The fuel pressure accumulator is like an orange juice can with a big spring and rubber diaphragm. When the pump is turned on, the fuel pump pressure compresses the spring, fills the accumulator with (liquid) gas, and holds this pressure. When the pump is turned on, this reserve tank of pressurized fuel keeps constant pressure on the fuel at about 50 pounds. And as you remember from your high school physics class that you slept through, a pressurized liquid be it water/steam or gas/vapor boils at a much higher temperature if its pressurized. Therefore, it won’t boil in the lines and stays liquid and your pump is able to pump it and pressurize the fuel in your system to allow your injectors to overcome their internal pressure valve in operating. As you know the CIS injectors have a pressure valve in them which keeps them from leaking and dripping fuel into the cylinder when the engine is off. But this check valve will not open to the pressure of fuel vapor. And therefore will not open and let you start if the fuel has vaporized due to the low pressure caused by a faulty accumulator.
Accumulators fail externally and internally.
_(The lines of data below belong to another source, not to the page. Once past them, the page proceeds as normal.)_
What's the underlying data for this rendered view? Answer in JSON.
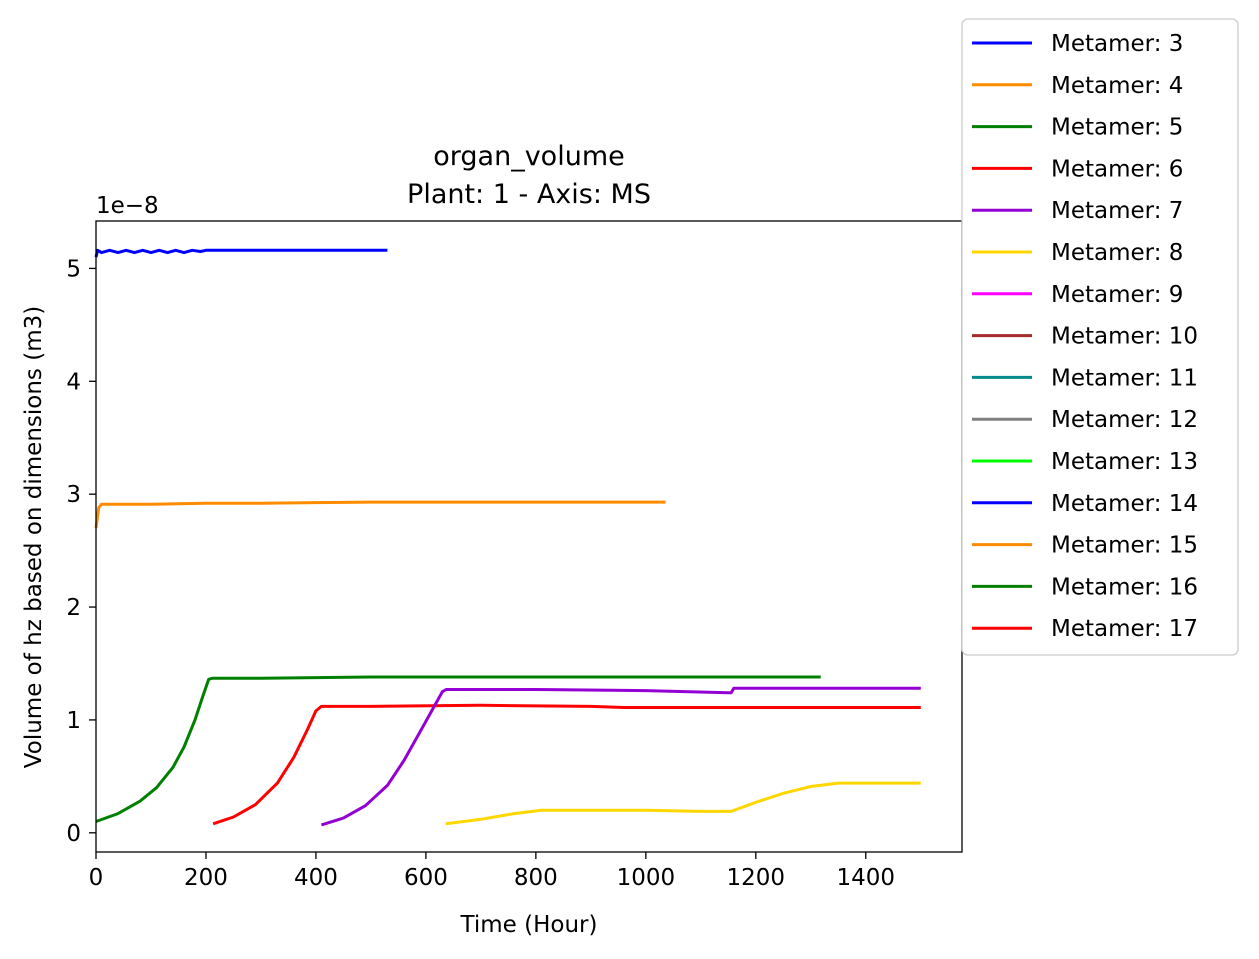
{
  "chart_data": {
    "type": "line",
    "title": "organ_volume",
    "subtitle": "Plant: 1 - Axis: MS",
    "xlabel": "Time (Hour)",
    "ylabel": "Volume of hz based on dimensions (m3)",
    "y_offset_label": "1e−8",
    "xlim": [
      0,
      1575
    ],
    "ylim": [
      -1.7e-09,
      5.42e-08
    ],
    "x_ticks": [
      0,
      200,
      400,
      600,
      800,
      1000,
      1200,
      1400
    ],
    "x_tick_labels": [
      "0",
      "200",
      "400",
      "600",
      "800",
      "1000",
      "1200",
      "1400"
    ],
    "y_ticks": [
      0,
      1e-08,
      2e-08,
      3e-08,
      4e-08,
      5e-08
    ],
    "y_tick_labels": [
      "0",
      "1",
      "2",
      "3",
      "4",
      "5"
    ],
    "grid": false,
    "legend_position": "outside-right",
    "series": [
      {
        "name": "Metamer: 3",
        "color": "#0000ff",
        "x": [
          0,
          3,
          10,
          25,
          40,
          55,
          70,
          85,
          100,
          115,
          130,
          145,
          160,
          175,
          190,
          200,
          300,
          400,
          530
        ],
        "y": [
          5.1e-08,
          5.16e-08,
          5.14e-08,
          5.16e-08,
          5.14e-08,
          5.16e-08,
          5.14e-08,
          5.16e-08,
          5.14e-08,
          5.16e-08,
          5.14e-08,
          5.16e-08,
          5.14e-08,
          5.16e-08,
          5.15e-08,
          5.16e-08,
          5.16e-08,
          5.16e-08,
          5.16e-08
        ]
      },
      {
        "name": "Metamer: 4",
        "color": "#ff8c00",
        "x": [
          0,
          5,
          10,
          50,
          100,
          200,
          300,
          400,
          500,
          700,
          900,
          1036
        ],
        "y": [
          2.7e-08,
          2.88e-08,
          2.91e-08,
          2.91e-08,
          2.91e-08,
          2.92e-08,
          2.92e-08,
          2.925e-08,
          2.93e-08,
          2.93e-08,
          2.93e-08,
          2.93e-08
        ]
      },
      {
        "name": "Metamer: 5",
        "color": "#008000",
        "x": [
          0,
          40,
          80,
          110,
          140,
          160,
          180,
          195,
          205,
          212,
          220,
          300,
          500,
          800,
          1000,
          1200,
          1318
        ],
        "y": [
          1e-09,
          1.7e-09,
          2.8e-09,
          4e-09,
          5.8e-09,
          7.6e-09,
          1e-08,
          1.22e-08,
          1.36e-08,
          1.37e-08,
          1.37e-08,
          1.37e-08,
          1.38e-08,
          1.38e-08,
          1.38e-08,
          1.38e-08,
          1.38e-08
        ]
      },
      {
        "name": "Metamer: 6",
        "color": "#ff0000",
        "x": [
          213,
          250,
          290,
          330,
          360,
          385,
          400,
          410,
          415,
          500,
          700,
          900,
          960,
          1200,
          1500
        ],
        "y": [
          8e-10,
          1.4e-09,
          2.5e-09,
          4.4e-09,
          6.7e-09,
          9.2e-09,
          1.08e-08,
          1.12e-08,
          1.12e-08,
          1.12e-08,
          1.13e-08,
          1.12e-08,
          1.11e-08,
          1.11e-08,
          1.11e-08
        ]
      },
      {
        "name": "Metamer: 7",
        "color": "#9400d3",
        "x": [
          410,
          450,
          490,
          530,
          560,
          590,
          615,
          630,
          637,
          645,
          800,
          1000,
          1150,
          1155,
          1160,
          1300,
          1500
        ],
        "y": [
          7e-10,
          1.3e-09,
          2.4e-09,
          4.2e-09,
          6.4e-09,
          9e-09,
          1.12e-08,
          1.25e-08,
          1.27e-08,
          1.27e-08,
          1.27e-08,
          1.26e-08,
          1.24e-08,
          1.24e-08,
          1.28e-08,
          1.28e-08,
          1.28e-08
        ]
      },
      {
        "name": "Metamer: 8",
        "color": "#ffd700",
        "x": [
          636,
          700,
          760,
          810,
          900,
          1000,
          1100,
          1155,
          1200,
          1250,
          1300,
          1350,
          1400,
          1500
        ],
        "y": [
          8e-10,
          1.2e-09,
          1.7e-09,
          2e-09,
          2e-09,
          2e-09,
          1.9e-09,
          1.9e-09,
          2.7e-09,
          3.5e-09,
          4.1e-09,
          4.4e-09,
          4.4e-09,
          4.4e-09
        ]
      },
      {
        "name": "Metamer: 9",
        "color": "#ff00ff",
        "x": [],
        "y": []
      },
      {
        "name": "Metamer: 10",
        "color": "#a52a2a",
        "x": [],
        "y": []
      },
      {
        "name": "Metamer: 11",
        "color": "#008b8b",
        "x": [],
        "y": []
      },
      {
        "name": "Metamer: 12",
        "color": "#808080",
        "x": [],
        "y": []
      },
      {
        "name": "Metamer: 13",
        "color": "#00ff00",
        "x": [],
        "y": []
      },
      {
        "name": "Metamer: 14",
        "color": "#0000ff",
        "x": [],
        "y": []
      },
      {
        "name": "Metamer: 15",
        "color": "#ff8c00",
        "x": [],
        "y": []
      },
      {
        "name": "Metamer: 16",
        "color": "#008000",
        "x": [],
        "y": []
      },
      {
        "name": "Metamer: 17",
        "color": "#ff0000",
        "x": [],
        "y": []
      }
    ]
  }
}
In all Volkswagen applications the fuel accumulator sits under the rear passenger side seat and it is exposed to salt and external corrosion. Many older cars in the salt areas develop leaks due to external rust through of the fuel accumulator. This is usually very easy spot by the puddle of gas under the car. Check out your rusty accumulator in advance because it’s not cool to drive down the street with gas from a pin hole in an accumulator spraying on a nice hot muffler. You don’t want to look like one of those fake car crashes in movies where everything burns up.
Defect number two is internal. The internal diaphragm springs a leak and the accumulator gets “water logged” with gas on both sides of the diaphragm and is less effective. This is more common.
When the accumulator is not working it contributes to the hot start problem. If you have a hot start problem, the very first thing you should probably do is replace the rubber O rings on the injectors, as they only cost about a buck a piece. This causes vacuum loss so the throttle plate doesn’t lift, so no start. (A different problem but common.)